La chose la plus difficile à vivre quand vous êtes pasteur, c'est le sentiment d'une profonde solitude. Bien sûr, vous êtes sans arrêt au milieu de plein de gens, que vous écoutez du mieux que vous pouvez, vous êtes à l'écoute de la Parole de Dieu, vous parlez, vous expliquez, vous échangez, vous hésitez, vous apprenez, vous découvrez. Il ne se passe pas un jour sans que vous ayez des rendez-vous avec des gens de tous les horizons, de tous les âges, des convaincus, des formidables, des agressifs, des incertains, de tout ça à la fois... Mais vous restez, irrémédiablement, seul. Pourquoi ?
Le pire conseil que j'ai reçu en la matière c'est : "il ne faut pas se sentir seul". D'accord, mais comment ? à essayer de suivre ce conseil, on ne fait que se sentir coupable en plus.
Alors pourquoi ?
Parce qu'il est très difficile de se confier. On tisse des liens d'amitié profonde, on devient une personne parfois importante dans un cercle familial, on fait en sorte que les gens se rencontrent, se parlent, se fassent confiance ; mais il arrive toujours un moment où vous êtes le pasteur et que les relations avec autrui ne pourront pas dépasser cette vérité-là. Il arrive toujours un moment où il est impératif que vous soyez juste celui qui écoute, qui accompagne, qui exhorte, qui conseille... et qui partira. Dans ce moment-là, la réciprocité ne fonctionne plus. Dans ce moment-là, il se noue autre chose.

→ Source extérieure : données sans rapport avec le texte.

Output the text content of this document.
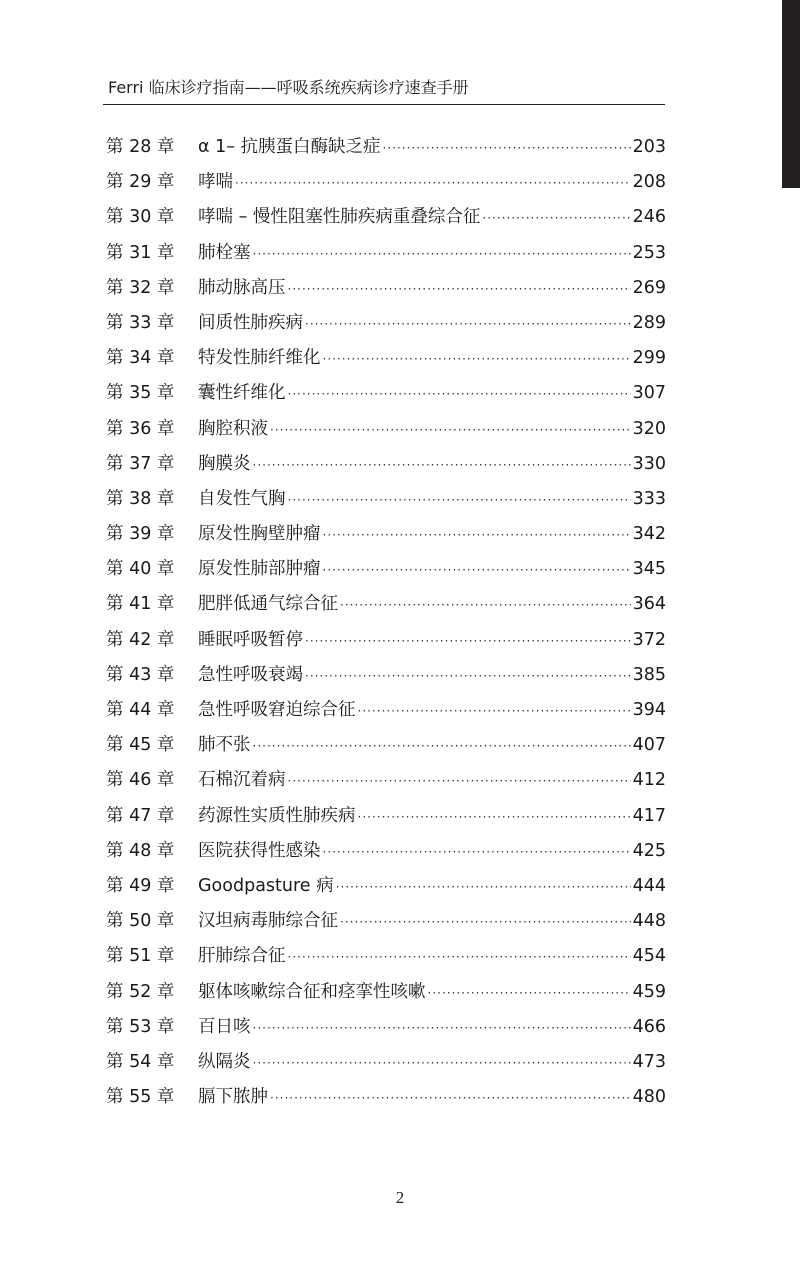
Ferri 临床诊疗指南——呼吸系统疾病诊疗速查手册
第 28 章	α 1– 抗胰蛋白酶缺乏症 ·····	203
第 29 章	哮喘 ·····	208
第 30 章	哮喘 – 慢性阻塞性肺疾病重叠综合征 ·····	246
第 31 章	肺栓塞 ·····	253
第 32 章	肺动脉高压 ·····	269
第 33 章	间质性肺疾病 ·····	289
第 34 章	特发性肺纤维化 ·····	299
第 35 章	囊性纤维化 ·····	307
第 36 章	胸腔积液 ·····	320
第 37 章	胸膜炎 ·····	330
第 38 章	自发性气胸 ·····	333
第 39 章	原发性胸壁肿瘤 ·····	342
第 40 章	原发性肺部肿瘤 ·····	345
第 41 章	肥胖低通气综合征 ·····	364
第 42 章	睡眠呼吸暂停 ·····	372
第 43 章	急性呼吸衰竭 ·····	385
第 44 章	急性呼吸窘迫综合征 ·····	394
第 45 章	肺不张 ·····	407
第 46 章	石棉沉着病 ·····	412
第 47 章	药源性实质性肺疾病 ·····	417
第 48 章	医院获得性感染 ·····	425
第 49 章	Goodpasture 病 ·····	444
第 50 章	汉坦病毒肺综合征 ·····	448
第 51 章	肝肺综合征 ·····	454
第 52 章	躯体咳嗽综合征和痉挛性咳嗽 ·····	459
第 53 章	百日咳 ·····	466
第 54 章	纵隔炎 ·····	473
第 55 章	膈下脓肿 ·····	480
2
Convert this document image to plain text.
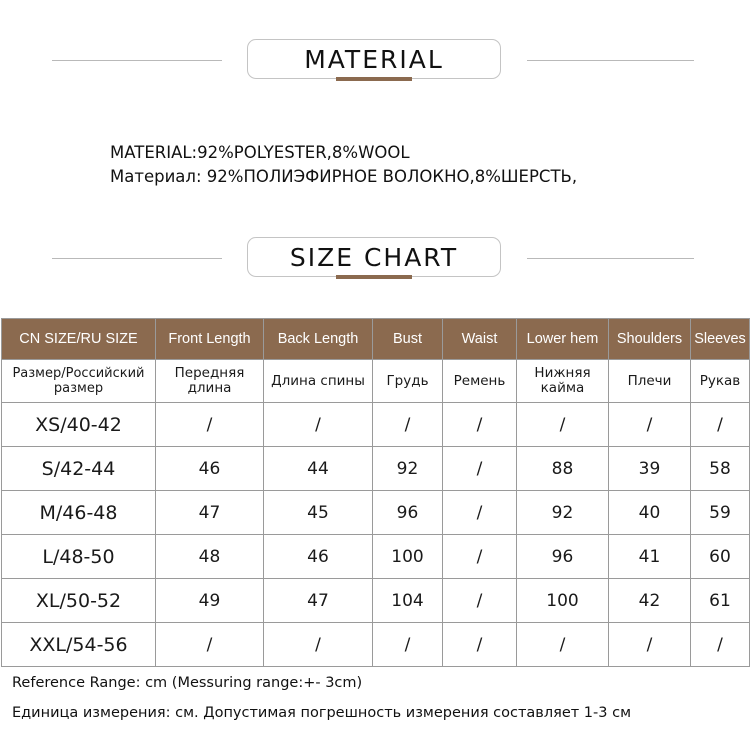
MATERIAL
MATERIAL:92%POLYESTER,8%WOOL
Материал: 92%ПОЛИЭФИРНОЕ ВОЛОКНО,8%ШЕРСТЬ,
SIZE CHART
CN SIZE/RU SIZE	Front Length	Back Length	Bust	Waist	Lower hem	Shoulders	Sleeves
Размер/Российский размер	Передняя длина	Длина спины	Грудь	Ремень	Нижняя кайма	Плечи	Рукав
XS/40-42	/	/	/	/	/	/	/
S/42-44	46	44	92	/	88	39	58
M/46-48	47	45	96	/	92	40	59
L/48-50	48	46	100	/	96	41	60
XL/50-52	49	47	104	/	100	42	61
XXL/54-56	/	/	/	/	/	/	/
Reference Range: cm (Messuring range:+- 3cm)
Единица измерения: см. Допустимая погрешность измерения составляет 1-3 см
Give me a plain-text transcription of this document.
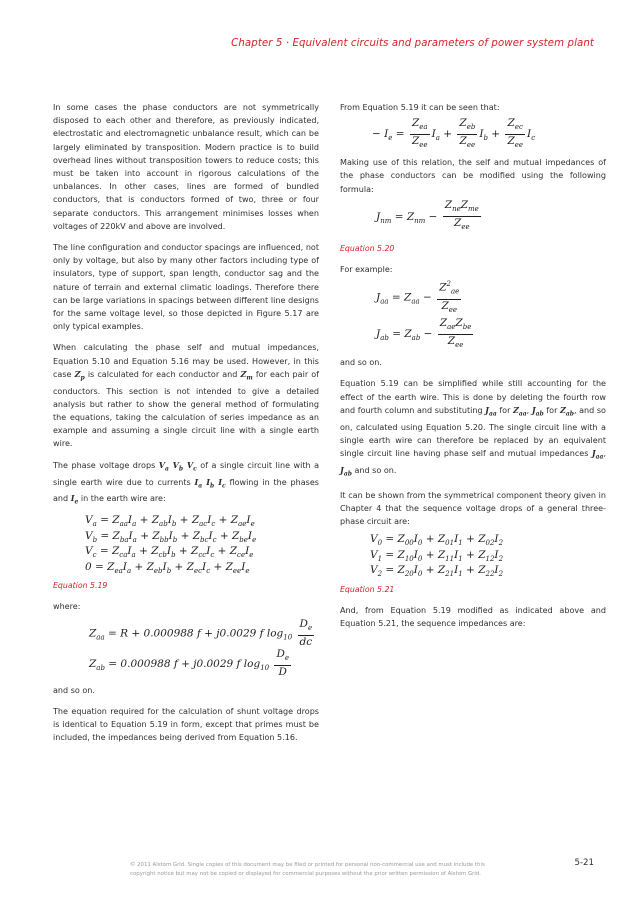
Chapter 5 · Equivalent circuits and parameters of power system plant

In some cases the phase conductors are not symmetrically disposed to each other and therefore, as previously indicated, electrostatic and electromagnetic unbalance result, which can be largely eliminated by transposition. Modern practice is to build overhead lines without transposition towers to reduce costs; this must be taken into account in rigorous calculations of the unbalances. In other cases, lines are formed of bundled conductors, that is conductors formed of two, three or four separate conductors. This arrangement minimises losses when voltages of 220kV and above are involved.

The line configuration and conductor spacings are influenced, not only by voltage, but also by many other factors including type of insulators, type of support, span length, conductor sag and the nature of terrain and external climatic loadings. Therefore there can be large variations in spacings between different line designs for the same voltage level, so those depicted in Figure 5.17 are only typical examples.

When calculating the phase self and mutual impedances, Equation 5.10 and Equation 5.16 may be used. However, in this case $Z_p$ is calculated for each conductor and $Z_m$ for each pair of conductors. This section is not intended to give a detailed analysis but rather to show the general method of formulating the equations, taking the calculation of series impedance as an example and assuming a single circuit line with a single earth wire.

The phase voltage drops $V_a$ $V_b$ $V_c$ of a single circuit line with a single earth wire due to currents $I_a$ $I_b$ $I_c$ flowing in the phases and $I_e$ in the earth wire are:

$V_a = Z_{aa}I_a + Z_{ab}I_b + Z_{ac}I_c + Z_{ae}I_e$
$V_b = Z_{ba}I_a + Z_{bb}I_b + Z_{bc}I_c + Z_{be}I_e$
$V_c = Z_{ca}I_a + Z_{cb}I_b + Z_{cc}I_c + Z_{ce}I_e$
$0 = Z_{ea}I_a + Z_{eb}I_b + Z_{ec}I_c + Z_{ee}I_e$
Equation 5.19

where:

$Z_{aa} = R + 0.000988$ f + j0.0029 f $\log_{10} \frac{D_e}{dc}$
$Z_{ab} = 0.000988$ f + j0.0029 f $\log_{10} \frac{D_e}{D}$

and so on.

The equation required for the calculation of shunt voltage drops is identical to Equation 5.19 in form, except that primes must be included, the impedances being derived from Equation 5.16.

From Equation 5.19 it can be seen that:

− $I_e = \frac{Z_{ea}}{Z_{ee}} I_a + \frac{Z_{eb}}{Z_{ee}} I_b + \frac{Z_{ec}}{Z_{ee}} I_c$

Making use of this relation, the self and mutual impedances of the phase conductors can be modified using the following formula:

$J_{nm} = Z_{nm} - \frac{Z_{ne}Z_{me}}{Z_{ee}}$
Equation 5.20

For example:

$J_{aa} = Z_{aa} - \frac{Z^2_{ae}}{Z_{ee}}$
$J_{ab} = Z_{ab} - \frac{Z_{ae}Z_{be}}{Z_{ee}}$

and so on.

Equation 5.19 can be simplified while still accounting for the effect of the earth wire. This is done by deleting the fourth row and fourth column and substituting $J_{aa}$ for $Z_{aa}$, $J_{ab}$ for $Z_{ab}$, and so on, calculated using Equation 5.20. The single circuit line with a single earth wire can therefore be replaced by an equivalent single circuit line having phase self and mutual impedances $J_{aa}$, $J_{ab}$ and so on.

It can be shown from the symmetrical component theory given in Chapter 4 that the sequence voltage drops of a general three-phase circuit are:

$V_0 = Z_{00}I_0 + Z_{01}I_1 + Z_{02}I_2$
$V_1 = Z_{10}I_0 + Z_{11}I_1 + Z_{12}I_2$
$V_2 = Z_{20}I_0 + Z_{21}I_1 + Z_{22}I_2$
Equation 5.21

And, from Equation 5.19 modified as indicated above and Equation 5.21, the sequence impedances are:

© 2011 Alstom Grid. Single copies of this document may be filed or printed for personal non-commercial use and must include this copyright notice but may not be copied or displayed for commercial purposes without the prior written permission of Alstom Grid.
5-21
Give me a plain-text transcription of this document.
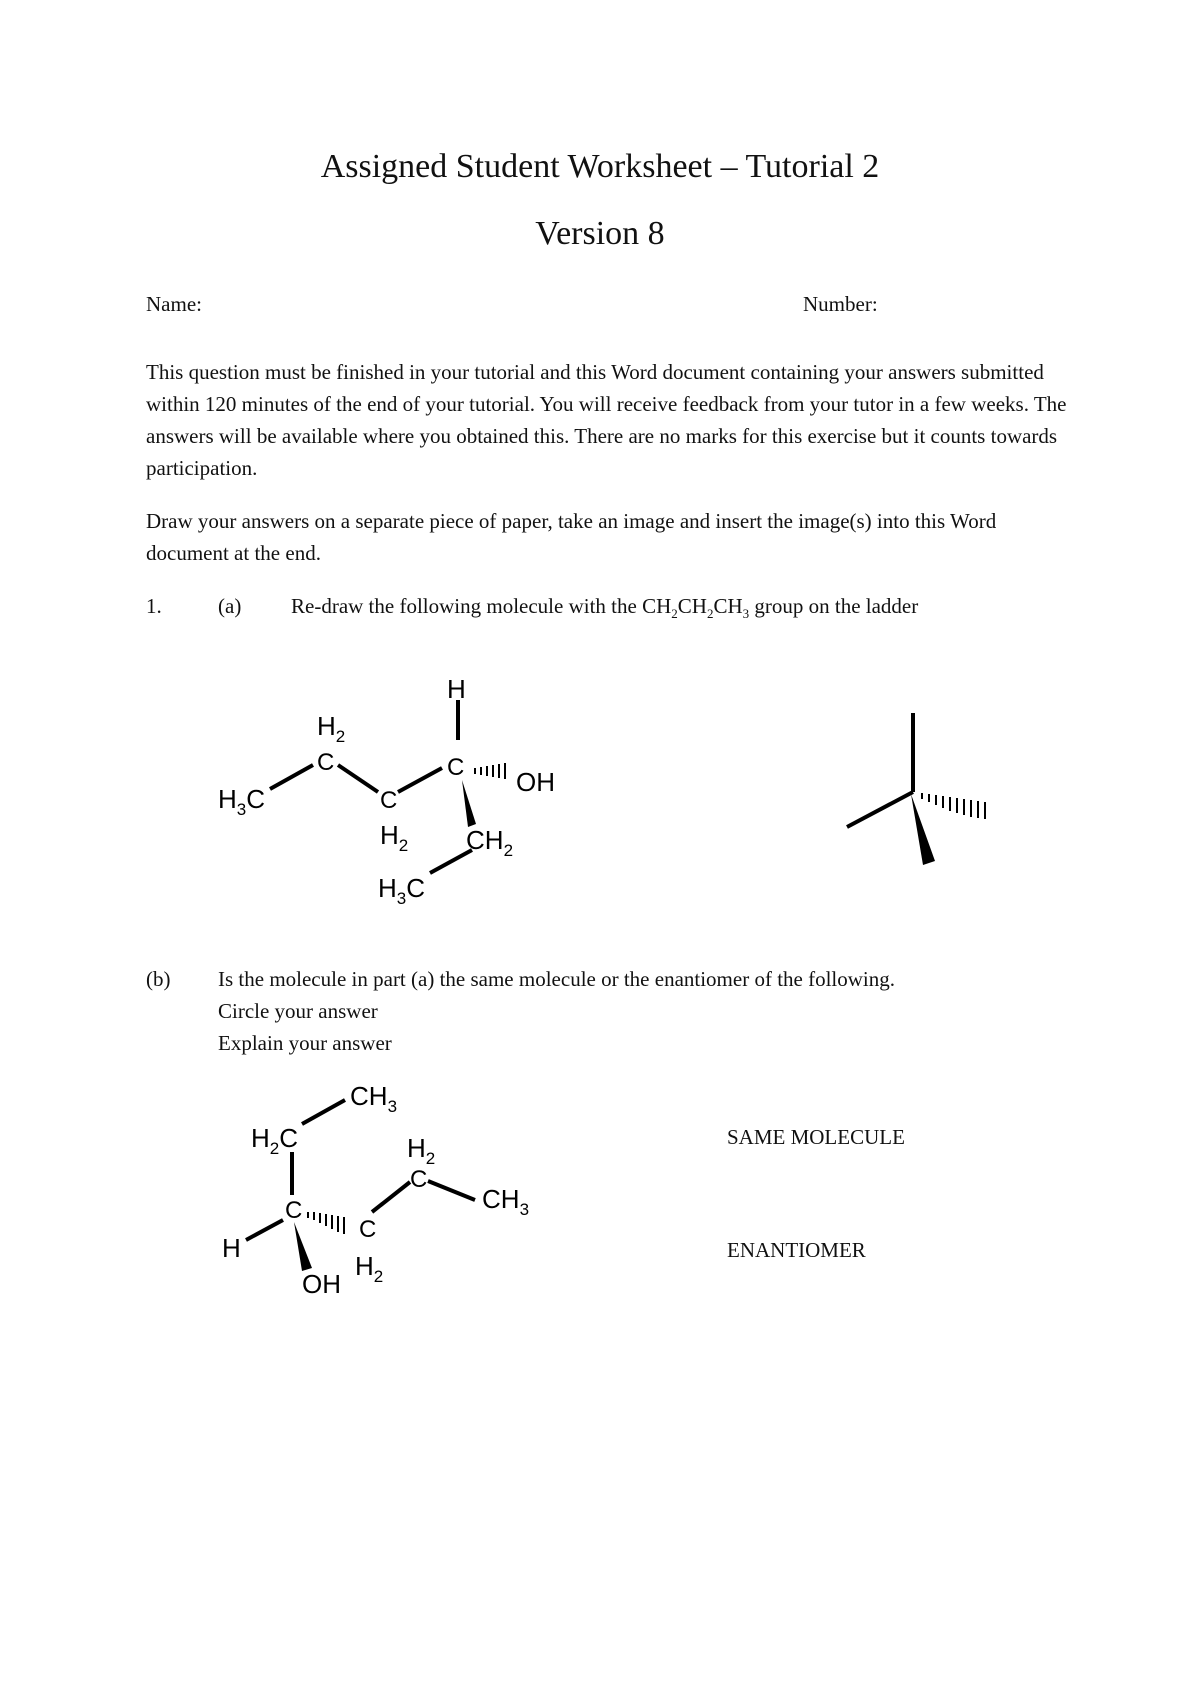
Assigned Student Worksheet – Tutorial 2
Version 8
Name:	Number:

This question must be finished in your tutorial and this Word document containing your answers submitted within 120 minutes of the end of your tutorial. You will receive feedback from your tutor in a few weeks. The answers will be available where you obtained this. There are no marks for this exercise but it counts towards participation.

Draw your answers on a separate piece of paper, take an image and insert the image(s) into this Word document at the end.

1.	(a) Re-draw the following molecule with the $CH_2CH_2CH_3$ group on the ladder
H
$H_2$
C
$H_3C$	C
$H_2$
C OH
$CH_2$
$H_3C$
(b) Is the molecule in part (a) the same molecule or the enantiomer of the following.
Circle your answer
Explain your answer
$CH_3$
$H_2C$	$H_2$
C
$CH_3$
C
H
C
$H_2$
OH
SAME MOLECULE
ENANTIOMER
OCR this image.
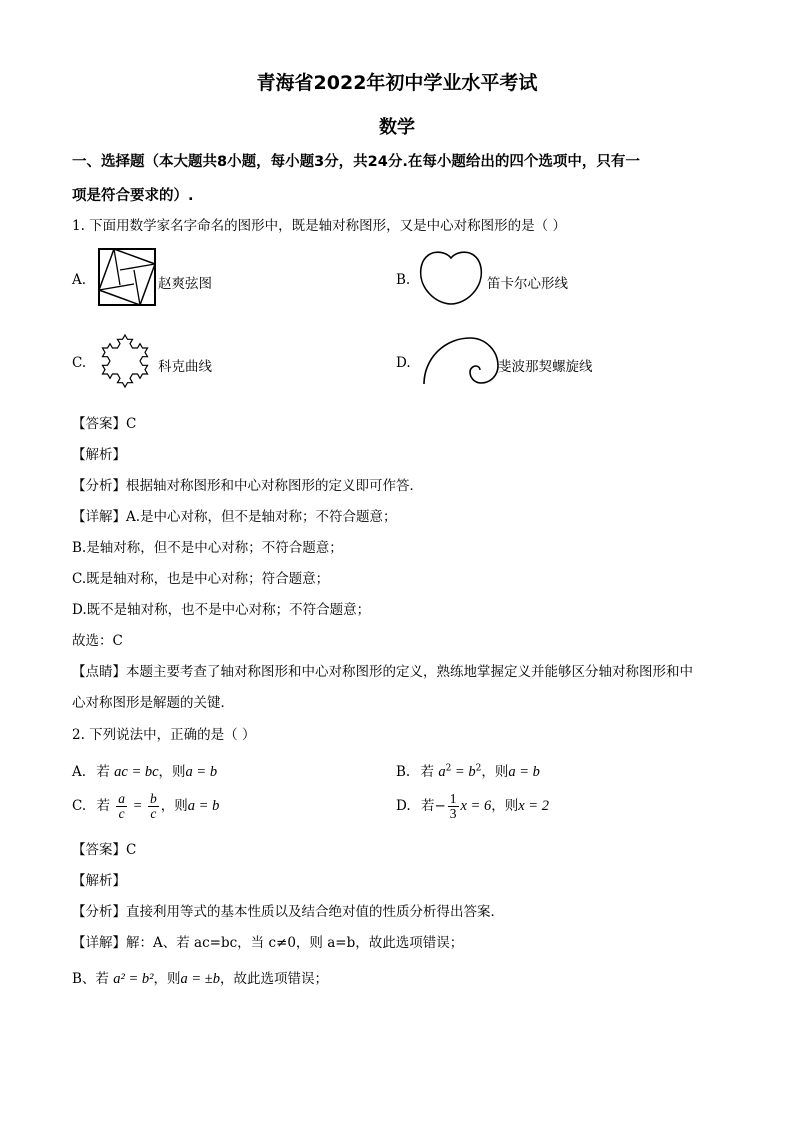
青海省2022年初中学业水平考试
数学
一、选择题（本大题共8小题，每小题3分，共24分.在每小题给出的四个选项中，只有一
项是符合要求的）.
1. 下面用数学家名字命名的图形中，既是轴对称图形，又是中心对称图形的是（ ）
A.	赵爽弦图	B.	笛卡尔心形线
C.	科克曲线	D.	斐波那契螺旋线
【答案】C
【解析】
【分析】根据轴对称图形和中心对称图形的定义即可作答．
【详解】A.是中心对称，但不是轴对称；不符合题意；
B.是轴对称，但不是中心对称；不符合题意；
C.既是轴对称，也是中心对称；符合题意；
D.既不是轴对称，也不是中心对称；不符合题意；
故选：C
【点睛】本题主要考查了轴对称图形和中心对称图形的定义，熟练地掌握定义并能够区分轴对称图形和中
心对称图形是解题的关键．
2. 下列说法中，正确的是（ ）
A. 若 ac = bc，则a = b	B. 若 $a^2 = b^2$，则a = b
C. 若 $\frac{a}{c} = \frac{b}{c}$ ，则a = b	D. 若− $\frac{1}{3}$ x = 6，则x = 2
【答案】C
【解析】
【分析】直接利用等式的基本性质以及结合绝对值的性质分析得出答案．
【详解】解：A、若 ac=bc，当 c≠0，则 a=b，故此选项错误；
B、若 a² = b²，则a = ±b，故此选项错误；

C'est à vous, alors, de réaliser que vous ne pouvez pas vous confier totalement. Il y a le secret pastoral : certaines choses qui vous font souffrir sont inexplicables sans révéler des choses que vous savez sur les autres, et ça, ça n'est pas possible. Il y a la vocation qui consiste à laisser une place à Dieu à toute table où vous vous trouvez, et à vous effacer pour qu'il s'agisse de lui et pas de vous. Il y a les attentes fantasmées envers "Le Pasteur", et la colère lorsque ces attentes ne sont pas remplies ; et là, vous avez beau vous dire que vous êtes un pasteur et pas Le Pasteur et que ça n'est pas une attaque personnelle contre vous, c'est souvent dur à encaisser. Il y a la méfiance aussi lorsque vous avez cru pouvoir vous confier et que cette confiance a été trahie. Il y a le fait que le pasteur vit au presbytère, et que certains imaginent que puisqu'ils payent, ils ont le droit d'y entrer comme ils veulent et d'observer le pasteur comme un poisson rouge dans son bocal (heureusement, c'est rare). Il y a l'envie, parfois, de rire et plaisanter sans se poser de question, pour réaliser un peu tard que ça peut choquer certains Il y a les moments où vous pensez échanger en toute discrétion, pour réaliser au bout d'une semaine que tout le monde est au courant de vos affres du moment.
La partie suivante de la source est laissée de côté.